Frequently Asked Questions

What is an ethical dilemma?

An ethical dilemma is a situation where you must choose between two or more options, each of which involves violating a moral principle. Unlike everyday decisions, a true ethical dilemma has no clearly right answer -- every option has a moral cost. They are valuable for developing moral reasoning because they force you to prioritize between competing values.

How do you analyze an ethical dilemma?

Start by identifying all stakeholders and how each option affects them. Consider the dilemma from multiple ethical frameworks: consequentialism (which outcome produces the most good?), deontology (which action follows moral rules regardless of outcome?), and virtue ethics (what would a person of good character do?). Examine your emotional response and ask whether it is based on reason or bias.

Are ethical dilemmas used in job interviews?

Yes, many companies use ethical dilemma questions to assess candidates' critical thinking, values alignment, and decision-making processes. They are especially common in interviews for roles in healthcare, finance, law, management, and any position involving significant trust or responsibility. Interviewers are more interested in your reasoning process than your specific answer.

Can ethical dilemmas have right answers?

Philosophers disagree on this. Some argue there are objective moral truths we can discover through careful reasoning. Others believe ethics is culturally relative. In practice, most ethical dilemmas have better and worse answers even if there is no perfect one. The value is in the reasoning process -- developing the ability to think carefully about moral tradeoffs is a skill that improves with practice.

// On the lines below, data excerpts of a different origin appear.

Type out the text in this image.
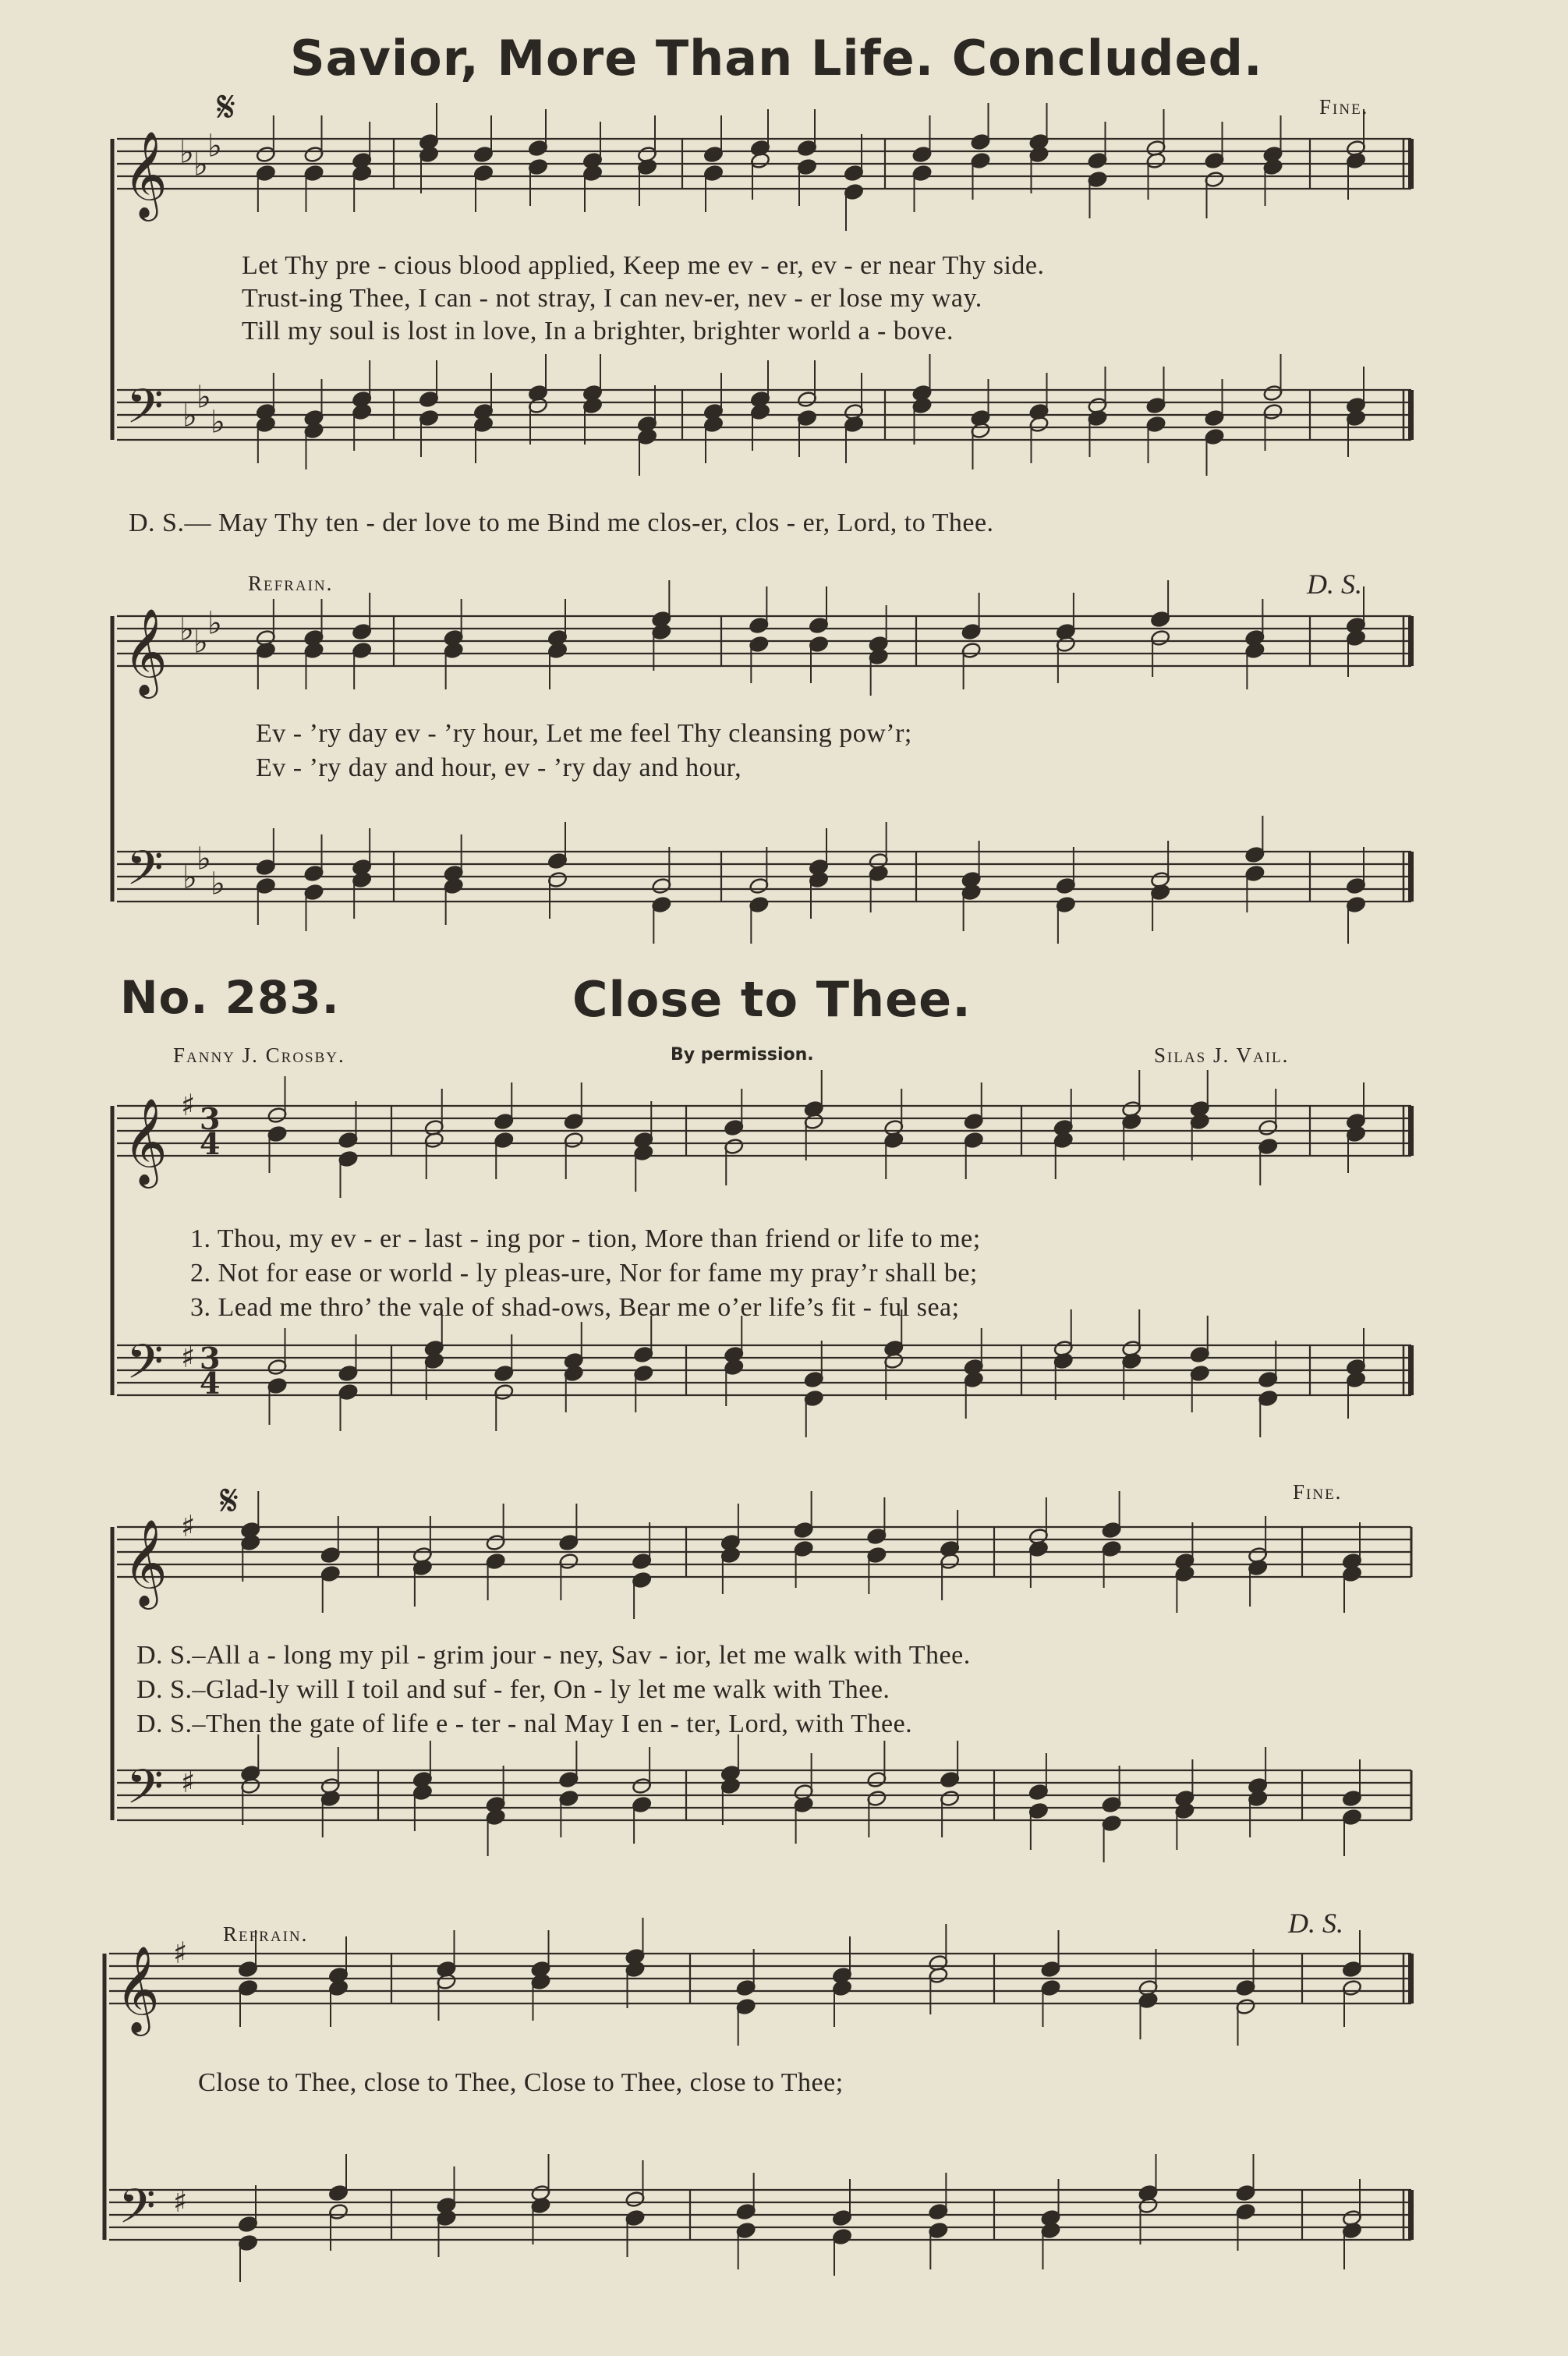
Savior, More Than Life. Concluded.
𝄋	Fine.
Let Thy pre - cious blood applied, Keep me ev - er, ev - er near Thy side.
Trust-ing Thee, I can - not stray, I can nev-er, nev - er lose my way.
Till my soul is lost in love, In a brighter, brighter world a - bove.
D. S.— May Thy ten - der love to me Bind me clos-er, clos - er, Lord, to Thee.
Refrain.	D. S.
Ev - ’ry day ev - ’ry hour, Let me feel Thy cleansing pow’r;
Ev - ’ry day and hour, ev - ’ry day and hour,
No. 283.	Close to Thee.
Fanny J. Crosby.	By permission.	Silas J. Vail.
1. Thou, my ev - er - last - ing por - tion, More than friend or life to me;
2. Not for ease or world - ly pleas-ure, Nor for fame my pray’r shall be;
3. Lead me thro’ the vale of shad-ows, Bear me o’er life’s fit - ful sea;
𝄋	Fine.
D. S.–All a - long my pil - grim jour - ney, Sav - ior, let me walk with Thee.
D. S.–Glad-ly will I toil and suf - fer, On - ly let me walk with Thee.
D. S.–Then the gate of life e - ter - nal May I en - ter, Lord, with Thee.
Refrain.	D. S.
Close to Thee, close to Thee, Close to Thee, close to Thee;
𝄞
𝄢
♭ ♭
♭
♭
♭
♭
𝄞
𝄢
♭ ♭
♭
♭
♭
♭
𝄞
𝄢
♯
♯
3
4
3
4
𝄞
𝄢
♯
♯
𝄞
𝄢
♯
♯
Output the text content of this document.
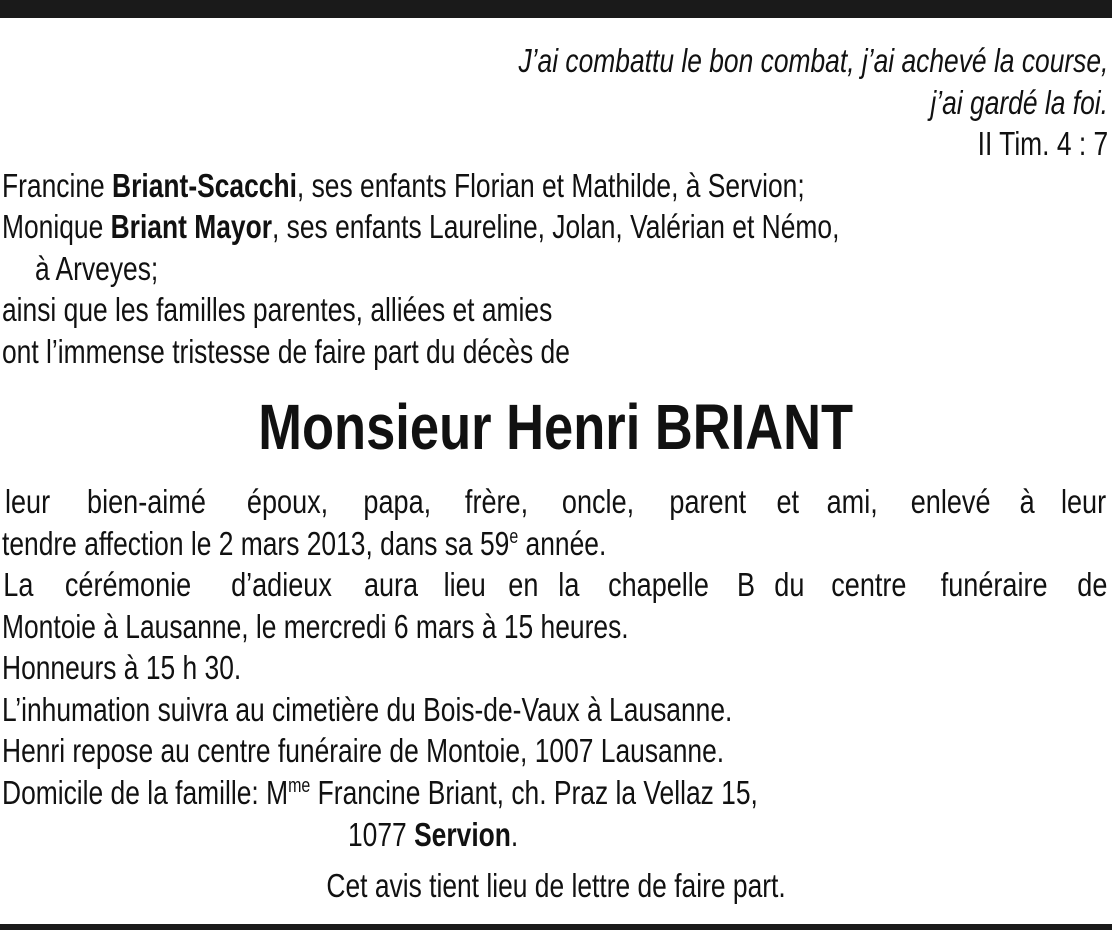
J’ai combattu le bon combat, j’ai achevé la course,
j’ai gardé la foi.
II Tim. 4 : 7
Francine Briant-Scacchi, ses enfants Florian et Mathilde, à Servion;
Monique Briant Mayor, ses enfants Laureline, Jolan, Valérian et Némo,
à Arveyes;
ainsi que les familles parentes, alliées et amies
ont l’immense tristesse de faire part du décès de
Monsieur Henri BRIANT
leur bien-aimé époux, papa, frère, oncle, parent et ami, enlevé à leur
tendre affection le 2 mars 2013, dans sa 59e année.
La cérémonie d’adieux aura lieu en la chapelle B du centre funéraire de
Montoie à Lausanne, le mercredi 6 mars à 15 heures.
Honneurs à 15 h 30.
L’inhumation suivra au cimetière du Bois-de-Vaux à Lausanne.
Henri repose au centre funéraire de Montoie, 1007 Lausanne.
Domicile de la famille: $M^{me}$ Francine Briant, ch. Praz la Vellaz 15,
1077 Servion.
Cet avis tient lieu de lettre de faire part.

What is the difference between a moral dilemma and an ethical dilemma?

The terms are often used interchangeably, but there is a subtle distinction. A moral dilemma refers to a conflict between personal moral beliefs -- your internal sense of right and wrong. An ethical dilemma typically involves a conflict between established ethical standards, professional codes of conduct, or societal norms. For example, a doctor who personally opposes a treatment but is ethically obligated to offer it faces an ethical dilemma rooted in professional ethics, while a person deciding whether to lie to protect a friend faces a moral dilemma rooted in personal values.

How do you discuss ethical dilemmas in a classroom?

Start by presenting the dilemma clearly and making sure everyone understands the key tension. Establish ground rules: no personal attacks, respect all viewpoints, and focus on reasoning rather than just opinions. Use structured formats like think-pair-share, small group discussions, or formal debates. Encourage students to argue both sides before choosing a position. Introduce ethical frameworks (utilitarianism, deontology, virtue ethics) as lenses for analysis. End with a reflection on what the discussion revealed about the complexity of moral reasoning.